Home > Soapbox > The Kirkus Review: The Last Sunset
The Kirkus Review: The Last Sunset
In this fourth book in The Cowboy and the Vampire Collection, Lizzie, Tucker, and the others will have to put aside their differences when an ancient enemy emerges from the shadows.
It’s been a lonely two years for Tucker in Wyoming. He still has his dog, Rex, and his survivalist friend Lenny, but he now has his intellectually disabled brother, Travis, to look out for. And without Lizzie around, Tucker can’t overcome his feelings of hurt and betrayal. Those emotions have haunted him ever since Lizzie abandoned their love and traveled to Russia to become queen of the vampires, owing to her ability to create new bloodsuckers, a power the others have lost. But unknown to Tucker, Lizzie communicates with Travis, who connects with her via the Meta, the otherworldly plane where all vampires’ consciousnesses go during the day. Things haven’t been easy for Lizzie either. Enforcing the Coda, which stipulates that vampires may only kill evil humans, has made Lizzie unpopular in certain circles. Having enemies is “the natural state of existence for vampires,” her adviser Rurik tells her. But in the last few years, an ancient Egyptian death cult, the Canopic Guild, has gathered strength and recruited new members. Led by the charismatic Brother Jed, the Guild has discovered a way to block vampires’ consciousnesses from returning to their bodies at sunset.

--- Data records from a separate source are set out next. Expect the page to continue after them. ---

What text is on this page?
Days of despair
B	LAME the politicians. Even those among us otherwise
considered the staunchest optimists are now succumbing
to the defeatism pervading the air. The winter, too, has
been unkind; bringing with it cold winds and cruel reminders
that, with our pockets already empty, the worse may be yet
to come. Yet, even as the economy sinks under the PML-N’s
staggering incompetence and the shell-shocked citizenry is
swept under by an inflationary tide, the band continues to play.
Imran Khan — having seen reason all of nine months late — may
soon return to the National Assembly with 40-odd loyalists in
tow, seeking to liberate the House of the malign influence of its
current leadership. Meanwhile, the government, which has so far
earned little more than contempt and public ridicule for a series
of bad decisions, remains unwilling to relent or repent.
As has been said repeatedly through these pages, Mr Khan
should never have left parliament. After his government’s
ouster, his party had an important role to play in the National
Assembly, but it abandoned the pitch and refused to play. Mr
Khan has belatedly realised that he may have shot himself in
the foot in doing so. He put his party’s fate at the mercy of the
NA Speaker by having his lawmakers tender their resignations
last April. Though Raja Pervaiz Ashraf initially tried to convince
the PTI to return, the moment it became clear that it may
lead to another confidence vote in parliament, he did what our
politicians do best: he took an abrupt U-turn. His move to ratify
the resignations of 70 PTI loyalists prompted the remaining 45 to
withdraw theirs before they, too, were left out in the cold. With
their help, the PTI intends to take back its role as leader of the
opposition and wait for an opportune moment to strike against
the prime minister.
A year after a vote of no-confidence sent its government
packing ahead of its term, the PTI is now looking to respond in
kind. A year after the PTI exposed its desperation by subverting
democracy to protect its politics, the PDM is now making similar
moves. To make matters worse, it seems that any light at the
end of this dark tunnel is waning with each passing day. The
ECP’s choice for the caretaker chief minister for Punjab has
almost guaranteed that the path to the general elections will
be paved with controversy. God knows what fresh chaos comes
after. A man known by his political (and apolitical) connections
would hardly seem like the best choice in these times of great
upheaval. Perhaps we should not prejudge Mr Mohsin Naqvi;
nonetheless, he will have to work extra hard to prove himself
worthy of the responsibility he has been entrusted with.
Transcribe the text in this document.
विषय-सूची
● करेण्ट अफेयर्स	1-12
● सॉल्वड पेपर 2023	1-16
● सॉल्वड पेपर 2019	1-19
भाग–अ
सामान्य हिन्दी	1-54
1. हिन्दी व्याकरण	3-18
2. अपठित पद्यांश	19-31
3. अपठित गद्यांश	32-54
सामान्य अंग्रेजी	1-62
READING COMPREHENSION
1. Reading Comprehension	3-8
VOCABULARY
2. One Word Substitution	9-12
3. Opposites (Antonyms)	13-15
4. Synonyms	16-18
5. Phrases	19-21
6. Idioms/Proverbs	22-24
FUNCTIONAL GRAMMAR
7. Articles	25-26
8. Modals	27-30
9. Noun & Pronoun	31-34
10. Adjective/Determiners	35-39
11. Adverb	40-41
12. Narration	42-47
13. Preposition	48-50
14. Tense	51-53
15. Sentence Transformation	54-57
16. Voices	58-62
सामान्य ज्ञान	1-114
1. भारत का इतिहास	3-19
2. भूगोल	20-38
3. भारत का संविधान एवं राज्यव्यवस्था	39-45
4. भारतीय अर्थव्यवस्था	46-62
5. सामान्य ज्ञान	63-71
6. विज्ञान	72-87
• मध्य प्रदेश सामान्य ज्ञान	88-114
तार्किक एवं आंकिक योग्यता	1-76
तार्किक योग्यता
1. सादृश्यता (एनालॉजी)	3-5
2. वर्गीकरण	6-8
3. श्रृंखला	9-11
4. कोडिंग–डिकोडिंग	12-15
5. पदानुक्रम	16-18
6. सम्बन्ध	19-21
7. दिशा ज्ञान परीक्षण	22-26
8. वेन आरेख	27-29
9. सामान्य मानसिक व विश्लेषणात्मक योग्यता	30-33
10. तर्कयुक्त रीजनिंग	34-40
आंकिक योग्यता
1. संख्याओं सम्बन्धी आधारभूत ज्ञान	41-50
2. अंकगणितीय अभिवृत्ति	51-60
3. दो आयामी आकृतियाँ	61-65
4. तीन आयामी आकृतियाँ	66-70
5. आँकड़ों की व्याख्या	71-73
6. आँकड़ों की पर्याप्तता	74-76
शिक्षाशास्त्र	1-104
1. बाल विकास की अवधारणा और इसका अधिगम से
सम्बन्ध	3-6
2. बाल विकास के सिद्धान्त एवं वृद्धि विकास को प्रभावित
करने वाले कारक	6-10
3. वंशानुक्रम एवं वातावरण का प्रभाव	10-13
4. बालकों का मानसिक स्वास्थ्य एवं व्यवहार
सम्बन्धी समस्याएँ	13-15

The implications are chilling, presenting a threat the undead have never faced before, “a slaughter against which we have no defense.” Bullet-riddled and blood-soaked, this installment smartly weaves a narrative between the threads left loose at the end of the last book while sprinting through its action-propelled plot. The writing team of Hays and McFall (Just West of Hell, 2015, etc.) keeps getting better and better. As the tension builds, the estranged lovers will have to work together to protect the ones they love and find a way to prevent the Guild from sacrificing the world in the name of its ancient god. But Tucker is a proud man, and Lizzie still believes her decision to desert him was for the best. At times graphically violent, provocatively sensual, and even existential, this novel maintains the series’ reputation with a thrilling page-turner that will satiate its readers’ desires for compelling action conveyed through a saga of undying love.
The stakes are higher than ever in the latest chapter of this outstandingly entertaining vampire series.